Eu não uso saltos altos no dia-a-dia. Apenas quando a ocasião o obriga. E quando digo obriga, é mesmo por obrigação, que cá estes pés e esta coluna apenas aceitam sapatos rasos durante a semana, ténis ao fim-de-semana, chinelos nos intervalos e pezinho directamente no chão sempre que possível.
Seria de esperar que, depois de duas festividades que impuseram o dito salto alto, me doessem as costas, as pernas, os pés, ou, vá lá, um ou dois dedos. Mas não.
Depois de um-dia-com-saltos-um-dia-sem-saltos-outro-dia-com-saltos, o que me dói são... os abdominais.
Sentada na sanita, queixo-me de comichões e alergias causadas pela depilação. A Mãe, sem quaisquer pudores, entra pela casa-de-banho adentro e põe-se a mirar as manchas, pintas e borbulhinhas que tenho nas pernas. O irmão, também sem quaisquer pudores, entra atrás dela e ali ficam os dois a analisar a epiderme irritada dos meus membros inferiores.
Sinto-me como uma amiba enfiada dentro de uma placa de Petri e metida debaixo de um microscópio e estou quase, quase a gritar para me deixarem em paz, que tenho de ir trabalhar e que já não se pode estar sentada na sanita em sossego quando o irmão (que é meio-quase-todo hipocondríaco), diz que também tem uma mancha e aponta, sofrido para a mão. A Mãe vira as atenções para ele, ripostando, orgulhosa, com uma cicatriz recente no braço e enquanto ambos tiram as medidas àquelas coisitas sem importância, eu aproveito para me vestir e fugir dali para fora.

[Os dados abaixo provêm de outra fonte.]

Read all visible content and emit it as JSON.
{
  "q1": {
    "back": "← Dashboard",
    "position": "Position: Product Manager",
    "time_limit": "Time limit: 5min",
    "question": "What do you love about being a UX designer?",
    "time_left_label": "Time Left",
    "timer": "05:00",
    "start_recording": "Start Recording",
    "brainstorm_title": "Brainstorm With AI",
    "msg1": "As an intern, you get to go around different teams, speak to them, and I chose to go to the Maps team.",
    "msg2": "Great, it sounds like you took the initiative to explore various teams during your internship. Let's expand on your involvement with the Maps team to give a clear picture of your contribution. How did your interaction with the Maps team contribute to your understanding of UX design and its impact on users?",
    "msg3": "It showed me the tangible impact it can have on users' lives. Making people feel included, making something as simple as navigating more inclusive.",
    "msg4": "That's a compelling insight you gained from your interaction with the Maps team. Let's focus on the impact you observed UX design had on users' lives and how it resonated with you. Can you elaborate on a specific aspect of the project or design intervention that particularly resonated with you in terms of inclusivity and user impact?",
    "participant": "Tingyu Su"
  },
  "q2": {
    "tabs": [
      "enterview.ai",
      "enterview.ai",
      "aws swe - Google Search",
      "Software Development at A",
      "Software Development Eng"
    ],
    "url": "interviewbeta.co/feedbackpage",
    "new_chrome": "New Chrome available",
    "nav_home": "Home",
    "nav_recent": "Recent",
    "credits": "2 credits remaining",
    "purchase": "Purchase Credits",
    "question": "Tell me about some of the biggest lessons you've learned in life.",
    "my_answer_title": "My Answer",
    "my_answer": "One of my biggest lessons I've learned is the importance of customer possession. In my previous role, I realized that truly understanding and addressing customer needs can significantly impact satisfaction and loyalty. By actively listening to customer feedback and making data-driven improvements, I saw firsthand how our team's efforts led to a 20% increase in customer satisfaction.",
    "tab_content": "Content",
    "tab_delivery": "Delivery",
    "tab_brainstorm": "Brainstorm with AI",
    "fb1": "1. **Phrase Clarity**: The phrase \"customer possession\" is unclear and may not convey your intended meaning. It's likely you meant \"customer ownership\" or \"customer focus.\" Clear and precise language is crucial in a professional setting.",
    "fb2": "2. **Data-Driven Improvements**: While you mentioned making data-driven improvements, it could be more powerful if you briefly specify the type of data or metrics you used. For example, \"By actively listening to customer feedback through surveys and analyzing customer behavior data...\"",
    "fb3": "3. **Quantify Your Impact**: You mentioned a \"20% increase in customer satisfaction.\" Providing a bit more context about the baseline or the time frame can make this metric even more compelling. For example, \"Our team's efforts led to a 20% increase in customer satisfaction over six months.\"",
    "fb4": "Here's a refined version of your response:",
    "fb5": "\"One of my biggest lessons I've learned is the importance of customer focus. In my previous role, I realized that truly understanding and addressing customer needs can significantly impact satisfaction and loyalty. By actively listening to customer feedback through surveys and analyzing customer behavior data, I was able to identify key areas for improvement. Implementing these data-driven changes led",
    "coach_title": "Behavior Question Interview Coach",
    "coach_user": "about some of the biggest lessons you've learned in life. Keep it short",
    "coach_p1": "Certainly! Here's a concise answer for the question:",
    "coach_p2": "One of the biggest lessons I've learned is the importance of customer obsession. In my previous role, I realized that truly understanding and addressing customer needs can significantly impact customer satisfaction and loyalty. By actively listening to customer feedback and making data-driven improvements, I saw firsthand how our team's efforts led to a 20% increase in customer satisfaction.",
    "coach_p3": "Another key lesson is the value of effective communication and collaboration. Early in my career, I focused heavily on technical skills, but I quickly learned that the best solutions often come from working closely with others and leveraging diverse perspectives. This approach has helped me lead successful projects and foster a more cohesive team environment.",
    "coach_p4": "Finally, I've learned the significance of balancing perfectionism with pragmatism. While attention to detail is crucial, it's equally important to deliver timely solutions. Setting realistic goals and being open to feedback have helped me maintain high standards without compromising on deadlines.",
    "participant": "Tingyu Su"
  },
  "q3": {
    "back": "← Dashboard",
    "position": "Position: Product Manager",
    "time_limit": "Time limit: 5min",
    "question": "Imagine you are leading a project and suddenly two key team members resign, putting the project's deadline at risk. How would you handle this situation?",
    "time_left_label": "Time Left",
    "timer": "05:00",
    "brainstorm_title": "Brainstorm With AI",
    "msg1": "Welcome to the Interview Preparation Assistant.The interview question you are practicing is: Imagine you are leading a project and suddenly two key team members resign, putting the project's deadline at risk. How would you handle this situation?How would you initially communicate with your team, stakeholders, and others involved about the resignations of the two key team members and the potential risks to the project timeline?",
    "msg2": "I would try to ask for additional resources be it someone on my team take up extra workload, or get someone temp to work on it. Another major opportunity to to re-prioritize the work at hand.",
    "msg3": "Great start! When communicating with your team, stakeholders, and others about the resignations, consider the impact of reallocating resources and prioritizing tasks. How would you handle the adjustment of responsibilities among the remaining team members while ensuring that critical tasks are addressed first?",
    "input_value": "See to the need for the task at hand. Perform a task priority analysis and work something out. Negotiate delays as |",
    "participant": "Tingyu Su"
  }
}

No intervalo de uma apresentação, o orador esquece-se que tem o portátil ligado ao datashow e começa a ler e a responder a mensagens de mail à frente de todos.
Disfarço o sorriso ao constatar que não sou a única que hesita hesita, troca lertas, escreve, apaga, escreve apaga umas cinco vezes até ficar satisfeita com o texto.
- Olha... - Diz... - ...vou morrer com aftas. - Dou-te uma lambada se não te calas com isso. - Dás nada... - Dou, dou... mas amanhã, que agora estou com muito sono. - Está bem, está prometido.
- Anda aqui uma melga!... Consegues ouvi-la? - Sim... parece uma Famel Zundapp... - (abrindo uma gaveta da cómoda) Preciso de um pano para a matar. - Opaahh... então essa roupa está lavada e passada a ferro, não vais matar a t-shirt (sic) com isso! - (às chineladas ao ar) Pimba, já está!! Matei-a enquanto voava! - És o meu herói. - Epa... mas acho que ainda a estou a ouvir... - São as amigas. Estão a fazer uma festa.
Ao dar com mais uma improvável afta localizada num improvável canto da boca, penso que estes estreptococos - cocos para os amigos - devem mesmo gostar muito de mim.
Tenho até vontade de fazer alguns trocadilhos com a palavra cocos, mas o ardor no improvável canto da boca, provocado pela improvável afta, guilhotina-me os pensamentos quase todos.
Eu só sei ser filha. E às vezes nem isso. Às vezes até sou Filha da Mãe, mesmo. E das grandes.
E só sabendo ser filha (ignorando todas as outras alturas em que não o sei ser), não me acho com legitimidade para distribuir por aí rótulos de "melhor mãe do mundo". Mas vou fazê-lo e dizê-lo à mesma.
Os dias que são mais dias. Mais luz, menos noite (ou mais tarde e mais curta). O sol e o céu azul que me sacodem pela manhã. O calor e o lusco-fusco ao entardecer. Os pés descalços e os arrepios sem frio.